3. Fundamentos de facto
Os factos relevantes para a decisão do recurso são os constantanes do relatório que antecede.
4Fundamentos do recurso
A decisão recorrida, na sequência de informação de que se mantinha a suspensão preventiva do recorrente do exercício de funções como administrador judicial, substituiu o mesmo por outra administradora da insolvência.
O recorrente põe em causa esta decisão invocando, quanto à suspensão provisória que lhe foi aplicada, que a mesma foi impugnada por ação a correr termos nos tribunais administrativos.
Mais alega que foi proferida decisão final em processo contraordenacional nos termos da qual lhe foi aplicada uma coima, bem como a sanção acessória de interdição do exercício de funções pelo período de 36 meses, que impugnou mediante recurso que se encontra a correr os seus termos.
O recurso interposto daquela decisão tem efeito suspensivo e a decisão proferida é nula, nulidade de conhecimento oficioso.
O despacho recorrido, defende, violou a norma do art. 18º nº1, alínea a) do EAJ, porque a suspensão preventiva só pode vigorar até à prolação de decisão final no processo no qual foi aplicada, decisão já proferida. Violou também os arts. 41.º do RGCO e 408.º, n.º 1, alínea a) do CPP, dado que o recurso interposto da decisão final tem efeito suspensivo. Violou ainda as normas das alíneas a) e b) do n.º 2 e das alíneas a) e b) do n.º 3, todas do art. 58.º do RGCO, 41.º do mesmo diploma e do art. 379.º, n.º 1, alínea a) do CPP, dado que a decisão final em causa é nula por não conter as informações previstas nas alíneas a) e b) do n.º 2 e nas alíneas a) e b) do n.º 3, todas do art. 58.º do RGCO, sendo aquela nulidade de conhecimento oficioso.
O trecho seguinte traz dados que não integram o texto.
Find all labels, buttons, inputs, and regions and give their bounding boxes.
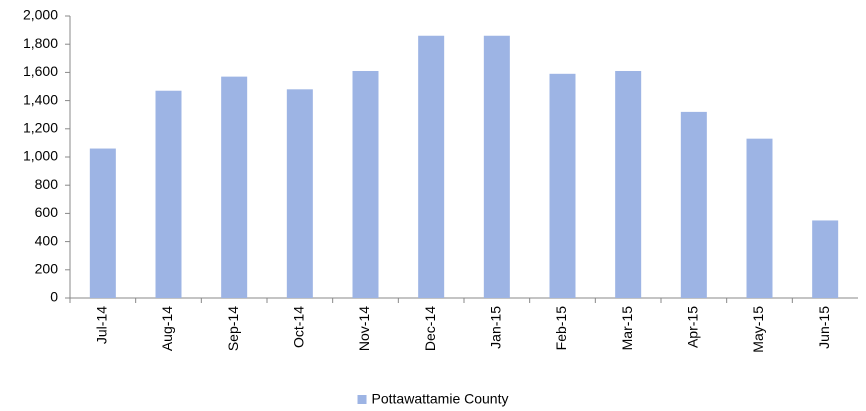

Alega, finalmente, a inconstitucionalidade do art. 56.º, n.º 1 do CIRE, por violação material das normas dos artigos 32.º, n.º 2 e 58.º, n.º 1 da CRP, quando interpretado no sentido de que o Administrador da Insolvência pode ser destituído com base em decisão administrativa da CAAJ pela qual se aplicou uma sanção de interdição, ainda que temporária, do exercício de funções pelo Administrador da Insolvência, quando aquela decisão tenha sido impugnada por meio de recurso contraordenacional.
Apreciando:
Cumpre, antes de mais, assinalar que a decisão recorrida procedeu, não à destituição, mas à substituição do recorrente das funções de administrador da insolvência, e com base na decisão de suspensão preventiva decretada pela CAAJ nos termos do art. 18º nº1 do Estatuto do Administrador Judicial. Não foi invocado, nem fundamentou a decisão, o despacho final do processo de contraordenação que terá aplicado ao recorrente uma sanção de interdição do exercício de funções.
Em consequência, todos os argumentos a recurso que se baseiam na impugnação desta decisão ou na sua nulidade não serão aqui conhecidos por serem irrelevantes, uma vez que a referida decisão não foi, por qualquer forma ponderada pelo despacho recorrido.
Começaremos pela determinação da forma de cessação de funções determinada pelo despacho a recurso.
Pese embora a destituição do recorrente por justa causa – alegando incumprimento dos respetivos deveres – tenha sido peticionada nos autos por credores, o tribunal julgou tal pedido prejudicado por despacho transitado em julgado e, de forma expressa, decidiu substituir o ora recorrente devido ao facto de o mesmo ter sido preventivamente suspenso pela CAAJ.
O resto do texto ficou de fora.